Threat to Filipino retailers

The proposal of Socioeconomic Planning Secretary Ernesto Pernia to reduce the minimum paid-up capital that foreign business entities should have before they can engage in retail business in the country has pitted the Philippine Chamber of Commerce and Industries (PCCI) against the Joint Foreign Chambers of the Philippines (JFCP).

The Retail Trade Nationalization Law of 2000 states that retail business (or the sale of goods and products to direct consumers) that is capitalized below $2.5 million is reserved exclusively for Filipinos. Foreign players should have a paid-up capital of $2.5 million and above.
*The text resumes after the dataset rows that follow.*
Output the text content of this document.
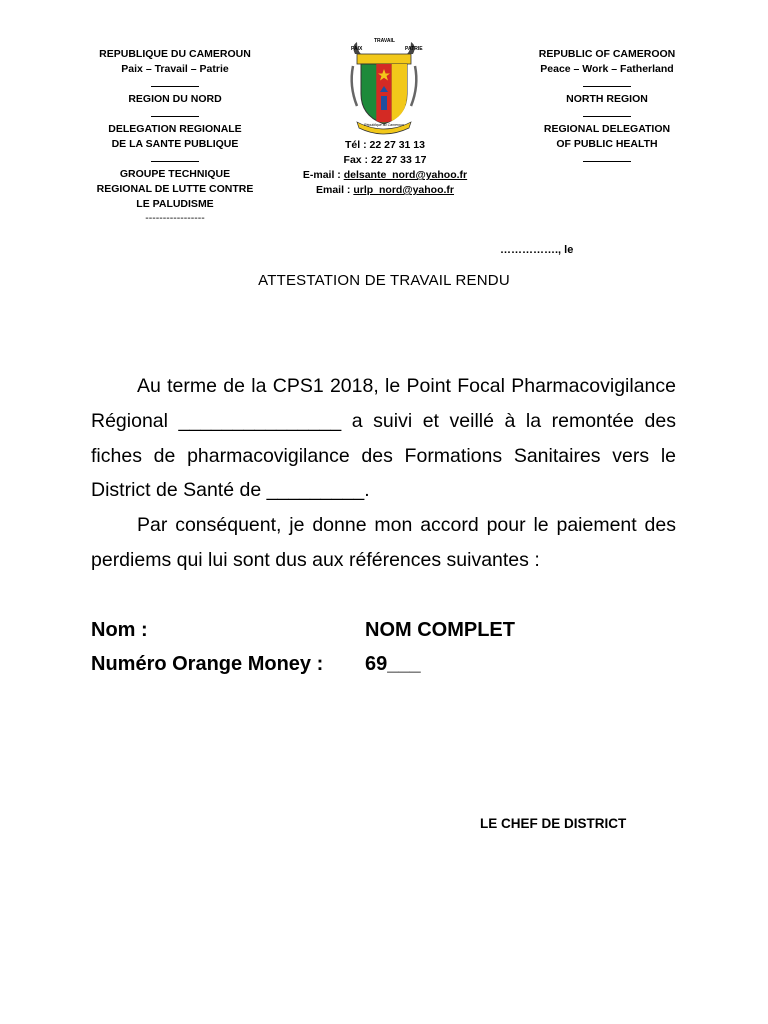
REPUBLIQUE DU CAMEROUN
Paix – Travail – Patrie
REGION DU NORD
DELEGATION REGIONALE
DE LA SANTE PUBLIQUE
GROUPE TECHNIQUE
REGIONAL DE LUTTE CONTRE
LE PALUDISME
-----------------
TRAVAIL
PAIX	PATRIE
République du Cameroun
Tél : 22 27 31 13
Fax : 22 27 33 17
E-mail : delsante_nord@yahoo.fr
Email : urlp_nord@yahoo.fr
REPUBLIC OF CAMEROON
Peace – Work – Fatherland
NORTH REGION
REGIONAL DELEGATION
OF PUBLIC HEALTH
……………., le
ATTESTATION DE TRAVAIL RENDU

Au terme de la CPS1 2018, le Point Focal Pharmacovigilance Régional _______________ a suivi et veillé à la remontée des fiches de pharmacovigilance des Formations Sanitaires vers le District de Santé de _________.

Par conséquent, je donne mon accord pour le paiement des perdiems qui lui sont dus aux références suivantes :

Nom :	NOM COMPLET
Numéro Orange Money :	69___
LE CHEF DE DISTRICT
The capital requirement is aimed at giving Filipinos engaged in micro, small and medium-sized enterprises (MSME) the opportunity to develop without being bothered by competition from foreigners.

Pernia wants to reduce the capital threshold to $200,000. He believes opening the market to foreign players would force local companies to be more competitive internationally.

PCCI has opposed the proposal as unnecessary and even harmful to local MSMEs. For obvious reasons, JFCP welcomed the idea of liberalizing the retail trade business.

In a surprise move, Trade and Industry Secretary Ramon Lopez has sided with JFCP. He said “More retail stores mean a larger market for MSME products if this would be sourcing from local producers, including MSMEs.”

It is reasonable to give Lopez the benefit of the doubt that he sincerely believes it’s in the country’s best interests that the exclusivity clause of the law be substantially reduced.

How he arrived at the conclusion, however, is unclear. He did not explain how allowing foreigners to compete with MSMEs would lead to a larger market for the latter.

Does Lopez honestly believe that foreign retailers would prefer local products or materials to sell over those coming from their home countries or, for that matter, other sources of cheaply priced products?

The foreign retailers will enter the local market to provide an outlet for the promotion and distribution of their own products, not local products. If it all, the local products in their retail lineup would only be for show.

The porous state of our importation or customs system does not inspire confidence that local products would be attractive to foreign retailers in case retail trade rules are relaxed.

If, for example, a China-based foreign retailer is permitted to engage in retail business, it is a foregone conclusion that China-made products would constitute the bulk of its retail goods. The 168 Shopping Mall in Divisoria, Manila, validates this prediction.

For years, cheap and often toxic Chinese products have flooded the market through legal and illegal means (but more of the latter) to the detriment of MSMEs that manufacture similar products. If retail trade rules are liberalized, expect the Chinese retailers to be first on the line to take advantage (or exploit) that opportunity.

In pushing for the relaxation of our retail laws, Pernia and Lopez seem to be enamored by the mantra of “globalization.”

But, as the saying goes, charity begins at home and our MSMEs, not deep-pocketed foreign retailers, are entitled to that consideration and more from their own government.